In Tucson, UPSers on their way to work met dueling petitioners. Nearby the Teamsters United volunteers stood Local 104’s secretary-treasurer and a business agent, asking people to sign for the Hoffa ticket.
With a few Teamsters looking on, Sullivan confronted the local officer: “Shouldn’t you promote a fair election, with choices? Shouldn’t you be standing in front, shaking every member’s hand, saying ‘Good morning, how are you doing, I recommend you signing both petitions’?”
After that they did start referring some people over to sign for Teamsters United, he said.
Leyva ran into stiffer opposition petitioning at his UPS terminal in El Paso. He knew his rights and was careful to gather signatures only on break time and in non-work areas.
Nonetheless, “it didn’t take one minute” before a supervisor spotted Leyva gathering signatures and told him to cut it out. When he insisted on his rights, he was hauled into the office and threatened with discipline. The campaign put him in touch with a lawyer, who filed a protest with the independent Election Supervisor who oversees Teamster elections.
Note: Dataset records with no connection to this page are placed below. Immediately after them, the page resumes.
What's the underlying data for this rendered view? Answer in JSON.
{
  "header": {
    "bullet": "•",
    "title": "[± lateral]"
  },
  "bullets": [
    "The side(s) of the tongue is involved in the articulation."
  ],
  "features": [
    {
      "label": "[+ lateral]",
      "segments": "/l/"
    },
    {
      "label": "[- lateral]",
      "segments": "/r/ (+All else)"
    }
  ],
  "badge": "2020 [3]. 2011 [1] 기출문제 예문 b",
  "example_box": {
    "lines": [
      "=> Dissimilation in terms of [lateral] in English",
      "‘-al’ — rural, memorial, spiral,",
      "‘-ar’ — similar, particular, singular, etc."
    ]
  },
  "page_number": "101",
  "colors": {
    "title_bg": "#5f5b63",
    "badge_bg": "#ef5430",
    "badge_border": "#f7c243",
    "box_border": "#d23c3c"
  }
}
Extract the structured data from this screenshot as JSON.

“It took a couple days,” Leyva said, and then “the corporate attorney came down and spoke to the manager, and the manager reluctantly came up to me and said, ‘Okay, Mario.’”
A majority of workers in the facility eventually signed the Teamsters United petition, he said—though “some of those came in a little after the deadline. Some of these guys were in fear, they saw what happened to me.”
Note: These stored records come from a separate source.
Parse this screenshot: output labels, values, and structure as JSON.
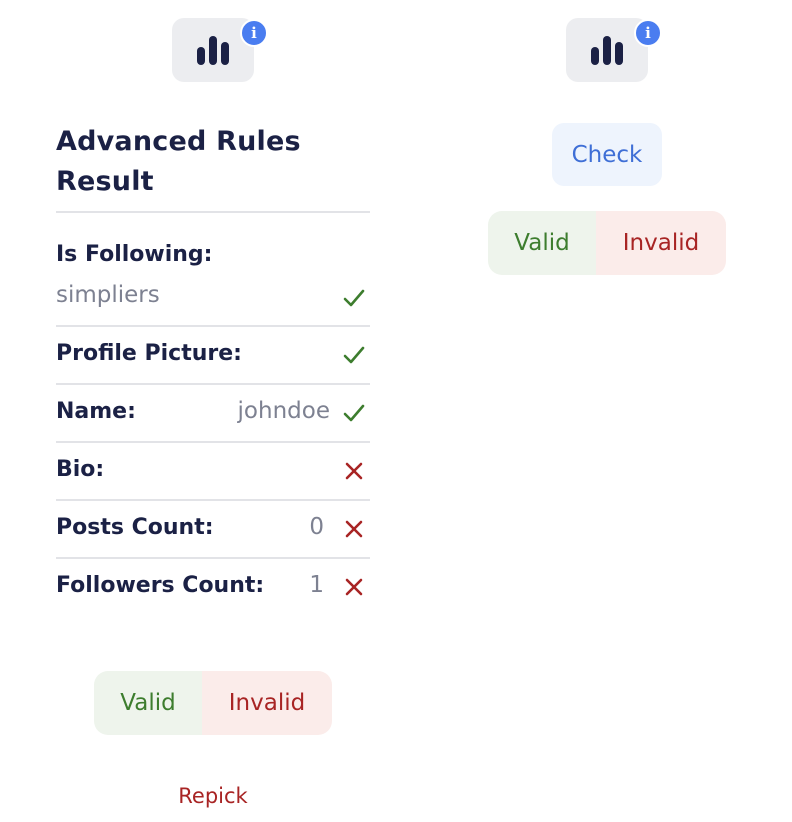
{
  "left_panel": {
    "info_badge": "i",
    "title": "Advanced Rules Result",
    "rows": [
      {
        "label": "Is Following:",
        "value": "simpliers",
        "status": "pass"
      },
      {
        "label": "Profile Picture:",
        "value": "",
        "status": "pass"
      },
      {
        "label": "Name:",
        "value": "johndoe",
        "status": "pass"
      },
      {
        "label": "Bio:",
        "value": "",
        "status": "fail"
      },
      {
        "label": "Posts Count:",
        "value": "0",
        "status": "fail"
      },
      {
        "label": "Followers Count:",
        "value": "1",
        "status": "fail"
      }
    ],
    "toggle": {
      "valid": "Valid",
      "invalid": "Invalid"
    },
    "repick": "Repick"
  },
  "right_panel": {
    "info_badge": "i",
    "check": "Check",
    "toggle": {
      "valid": "Valid",
      "invalid": "Invalid"
    }
  },
  "icons": {
    "stats": "bar-chart-icon",
    "info": "info-icon",
    "pass": "checkmark-icon",
    "fail": "cross-icon"
  },
  "colors": {
    "pass": "#3d7d2e",
    "fail": "#a82424",
    "accent": "#4a7df0",
    "text": "#1b2145"
  }
}
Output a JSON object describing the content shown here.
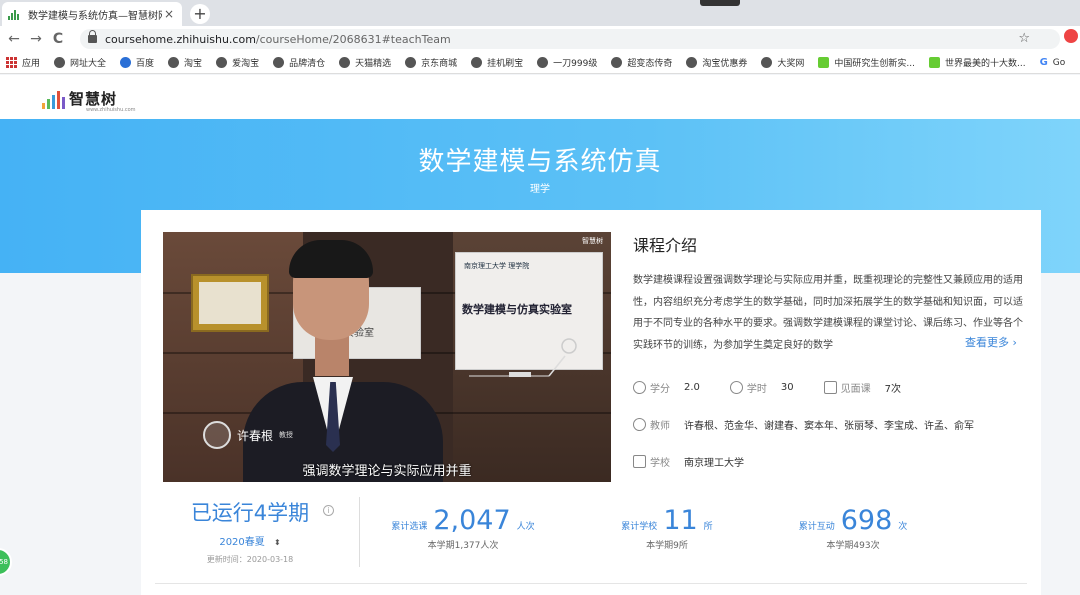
{
  "browser": {
    "tab_title": "数学建模与系统仿真—智慧树网",
    "tab_close": "×",
    "new_tab": "+",
    "url_host": "coursehome.zhihuishu.com",
    "url_path": "/courseHome/2068631#teachTeam",
    "back": "←",
    "forward": "→",
    "reload": "C",
    "star": "☆",
    "bookmarks": [
      {
        "label": "应用",
        "icon": "apps-icon"
      },
      {
        "label": "网址大全",
        "icon": "globe-icon"
      },
      {
        "label": "百度",
        "icon": "paw-icon"
      },
      {
        "label": "淘宝",
        "icon": "globe-icon"
      },
      {
        "label": "爱淘宝",
        "icon": "globe-icon"
      },
      {
        "label": "品牌清仓",
        "icon": "globe-icon"
      },
      {
        "label": "天猫精选",
        "icon": "globe-icon"
      },
      {
        "label": "京东商城",
        "icon": "globe-icon"
      },
      {
        "label": "挂机刷宝",
        "icon": "globe-icon"
      },
      {
        "label": "一刀999级",
        "icon": "globe-icon"
      },
      {
        "label": "超变态传奇",
        "icon": "globe-icon"
      },
      {
        "label": "淘宝优惠券",
        "icon": "globe-icon"
      },
      {
        "label": "大奖网",
        "icon": "globe-icon"
      },
      {
        "label": "中国研究生创新实...",
        "icon": "page-icon"
      },
      {
        "label": "世界最美的十大数...",
        "icon": "page-icon"
      },
      {
        "label": "Go",
        "icon": "google-icon"
      }
    ]
  },
  "site": {
    "logo_text": "智慧树",
    "logo_sub": "www.zhihuishu.com"
  },
  "course": {
    "title": "数学建模与系统仿真",
    "category": "理学",
    "intro_title": "课程介绍",
    "intro_text": "数学建模课程设置强调数学理论与实际应用并重，既重视理论的完整性又兼顾应用的适用性，内容组织充分考虑学生的数学基础，同时加深拓展学生的数学基础和知识面，可以适用于不同专业的各种水平的要求。强调数学建模课程的课堂讨论、课后练习、作业等各个实践环节的训练，为参加学生奠定良好的数学",
    "more": "查看更多",
    "more_arrow": "›",
    "credit_label": "学分",
    "credit_value": "2.0",
    "hours_label": "学时",
    "hours_value": "30",
    "meet_label": "见面课",
    "meet_value": "7次",
    "teacher_label": "教师",
    "teachers": "许春根、范金华、谢建春、窦本年、张丽琴、李宝成、许孟、俞军",
    "school_label": "学校",
    "school": "南京理工大学"
  },
  "video": {
    "brand": "智慧树",
    "lecturer_name": "许春根",
    "lecturer_title": "教授",
    "subtitle": "强调数学理论与实际应用并重",
    "sign_lab1": "统计实验室",
    "sign_school": "南京理工大学 理学院",
    "sign_lab2": "数学建模与仿真实验室"
  },
  "stats": {
    "run_label": "已运行4学期",
    "info_icon": "i",
    "semester": "2020春夏",
    "semester_arrows": "⬍",
    "update_time": "更新时间：2020-03-18",
    "items": [
      {
        "label": "累计选课",
        "value": "2,047",
        "unit": "人次",
        "sub": "本学期1,377人次"
      },
      {
        "label": "累计学校",
        "value": "11",
        "unit": "所",
        "sub": "本学期9所"
      },
      {
        "label": "累计互动",
        "value": "698",
        "unit": "次",
        "sub": "本学期493次"
      }
    ]
  },
  "float_button": "58",
  "colors": {
    "accent": "#3a85d9",
    "banner": "#4fb8f5"
  }
}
But once word got around that the campaign had collected enough signatures nationwide, Leyva said, fear turned to excitement. “Now that they’ve heard we’re accredited, I’ve been getting calls from a lot of those guys who were reluctant at first, [asking] ‘Hey man, can I sign the petition?’” he said.
“I’m like, ‘It’s kind of late now, but you can help get the word out.’” His next step is organizing a visit by John Palmer, the Teamsters United candidate for Southern region vice president, to meet members in El Paso and Las Cruces, New Mexico.
LAST CHANCE?
Nationally, the campaign’s focus will turn next to local races for convention delegate seats. At next June’s convention, every candidate must win 5 percent of the votes to be nominated. That’s a tougher threshold than it sounds, since local officers beholden to the top officers usually fill most delegate slots.
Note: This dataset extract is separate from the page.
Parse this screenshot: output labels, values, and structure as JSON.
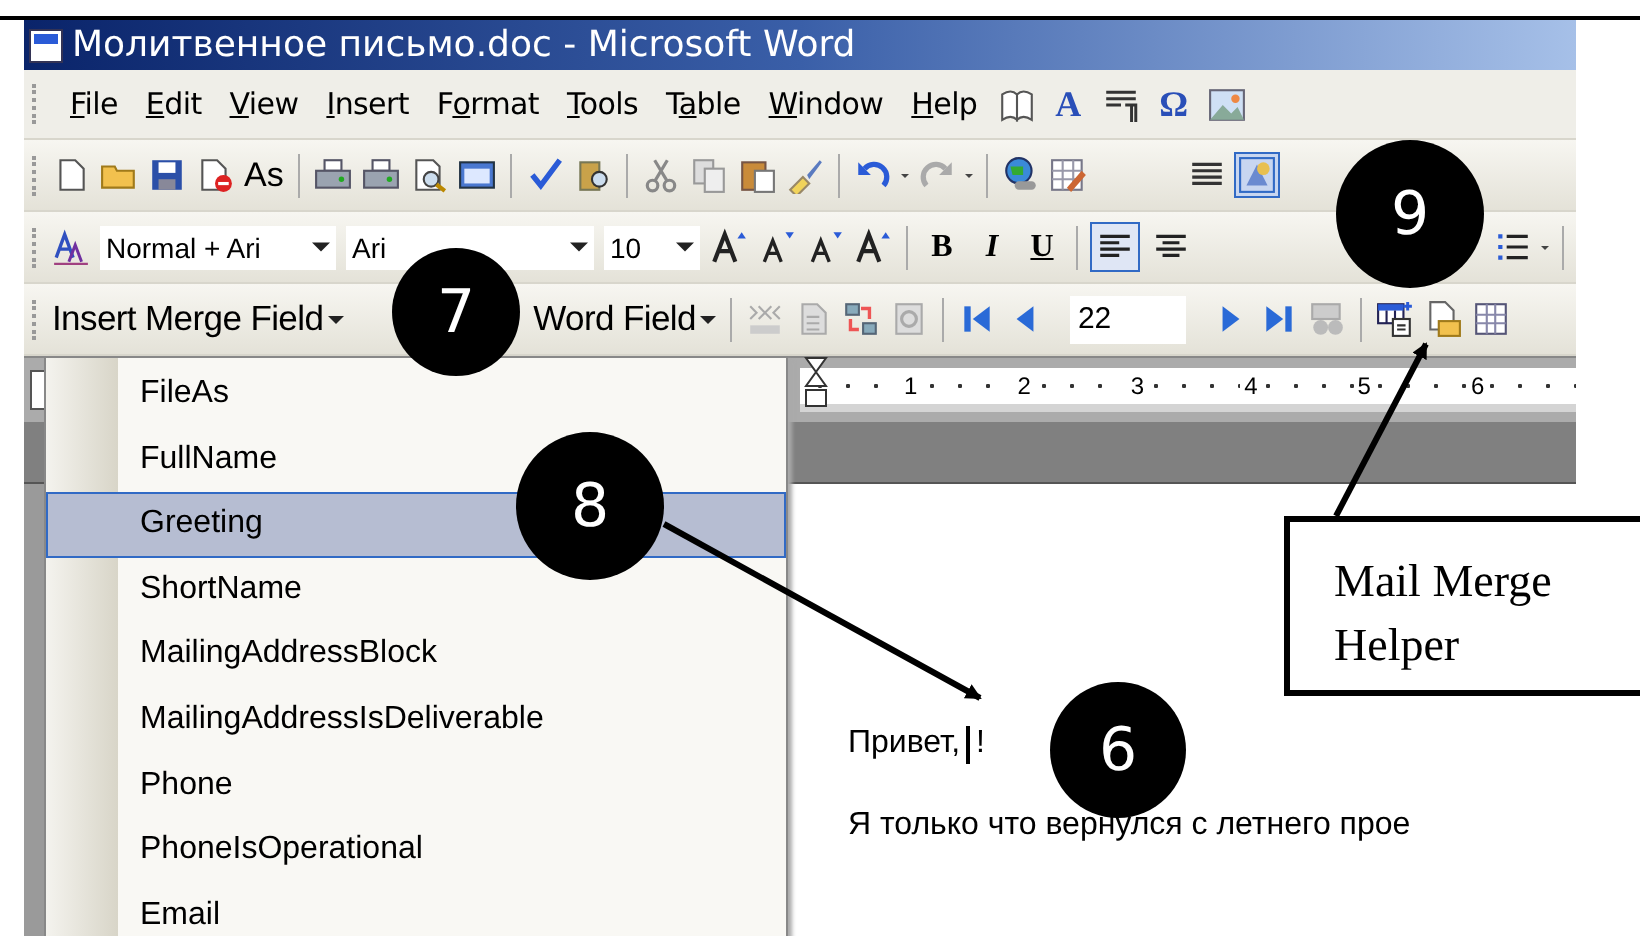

If local delegate seats are contested, members get to vote. So in many traditionally pro-Hoffa locals, Teamsters United supporters will face off against their local officers. Another possibility, where member sentiment is divided, is for the two sides to agree to split their local seats rather than vie for them.
The current administration has been keen to raise the nomination threshold to 10 percent of convention delegates—which could keep even strong opposition candidates off the ballot altogether. Tom Leedham, for instance, won just 7 percent of delegates but 35 percent of the popular vote in the 2006 race.
This year’s permanent settlement agreement keeps the threshold at 5 percent through the 2016 and 2021 elections. But after that, delegates may vote to raise the bar.
That means this year could be one of the last chances for reformers to change the direction of the Teamsters.
For Martin Short, a carhauler in Fort Wayne, Indiana, the key issue is organizing new members into the union. He’s watched the number of unionized carhaulers fall from 27,000 when he started in 1999 to 6,000 today.
As the union weakened, drivers took repeated pay cuts while CEOs kept getting bonuses. “Now they’re talking about cutting everybody’s pension,” Short said. “The only answer I know to it is organizing.”
He estimates he collected 600-700 signatures—almost everyone he approached agreed to sign—and recruited eight or 10 others to gather signatures themselves, “people in Lansing, Buffalo, Detroit, all over.
“Everybody in carhaul knows how many of us are left, and how many there were,” Short said. “There’s got to be a change, or these jobs are going to be nonexistent. And I’m not the only one who sees that.”